YORK.--N'en parlons plus, milords.--Avec la permission de Votre Majesté, voici le jour désigné pour le combat. Déjà l'appelant et le défendant, l'armurier et son apprenti, sont prêts à entrer dans la lice; que Vos Majestés veuillent donc bien venir assister à cette lutte.

MARGUERITE.--Oui, certainement, mon cher lord, car j'ai quitté la cour exprès pour être témoin de cette épreuve.

LE ROI.--Au nom de Dieu, ayez soin que toutes choses soient bien ordonnées selon les règles; qu'ils décident ici leur différend, et Dieu garde le droit!
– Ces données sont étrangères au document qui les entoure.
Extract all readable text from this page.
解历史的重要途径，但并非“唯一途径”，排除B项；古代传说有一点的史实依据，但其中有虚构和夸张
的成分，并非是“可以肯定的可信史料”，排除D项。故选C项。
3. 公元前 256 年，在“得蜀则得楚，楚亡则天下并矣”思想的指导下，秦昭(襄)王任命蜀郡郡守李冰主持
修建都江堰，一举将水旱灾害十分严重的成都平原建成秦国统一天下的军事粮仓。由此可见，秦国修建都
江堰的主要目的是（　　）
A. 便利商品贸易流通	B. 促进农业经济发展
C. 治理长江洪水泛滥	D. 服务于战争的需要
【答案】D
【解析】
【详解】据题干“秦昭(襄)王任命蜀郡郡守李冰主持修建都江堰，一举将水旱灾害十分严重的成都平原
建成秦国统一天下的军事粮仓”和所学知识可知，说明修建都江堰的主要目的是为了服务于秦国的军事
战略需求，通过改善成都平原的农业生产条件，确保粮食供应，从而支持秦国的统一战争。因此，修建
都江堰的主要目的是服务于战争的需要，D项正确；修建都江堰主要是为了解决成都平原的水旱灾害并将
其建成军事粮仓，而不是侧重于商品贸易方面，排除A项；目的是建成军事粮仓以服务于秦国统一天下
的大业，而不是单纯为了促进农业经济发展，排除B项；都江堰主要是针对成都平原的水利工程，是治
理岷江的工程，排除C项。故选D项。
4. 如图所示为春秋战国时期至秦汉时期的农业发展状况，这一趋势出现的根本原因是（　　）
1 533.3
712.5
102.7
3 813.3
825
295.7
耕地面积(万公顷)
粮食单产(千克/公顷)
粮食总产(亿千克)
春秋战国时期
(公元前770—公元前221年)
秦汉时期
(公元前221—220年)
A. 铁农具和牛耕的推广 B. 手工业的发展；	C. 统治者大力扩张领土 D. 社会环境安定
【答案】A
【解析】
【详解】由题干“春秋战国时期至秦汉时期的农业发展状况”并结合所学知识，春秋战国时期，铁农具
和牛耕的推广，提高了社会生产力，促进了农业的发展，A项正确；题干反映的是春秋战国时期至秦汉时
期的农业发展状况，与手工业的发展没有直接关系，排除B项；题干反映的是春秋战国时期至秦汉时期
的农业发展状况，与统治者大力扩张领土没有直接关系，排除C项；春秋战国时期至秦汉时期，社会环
YORK.--Je n'ai jamais vu, milord, un drôle de plus mauvaise mine, ni plus effrayé de combattre que l'appelant, le valet de cet armurier.

(Entrent d'un côté Horner et ses voisins qui boivent à sa santé, et de telle sorte qu'il est ivre. Il s'avance, précédé d'un tambour, avec son bâton auquel est attaché un sac plein de sable [12]; de l'autre côté Pierre, aussi avec un tambour et un bâton pareil, accompagné d'apprentis qui boivent à sa santé.)

Note 12:[ (retour) ] Dans ces sortes d'épreuves, les chevaliers combattaient avec la lance et l'épée, les gens du commun avec un bâton noirci au bout duquel était attaché un sac rempli de sable très-pressé.

PREMIER VOISIN, à Horner.--Allons, voisin Horner, je bois à votre santé un verre de vin d'Espagne: n'ayez pas peur, voisin, vous irez bien.

SECOND VOISIN.--Et voilà, voisin, un verre de malvoisie.

TROISIÈME VOISIN.--Et voilà un pot de bonne double bière; voisin, buvez, et n'ayez pas peur de votre apprenti.

HORNER.--Tout comme on voudra, par ma foi; je vous fais raison à tous, et je me moque de Pierre.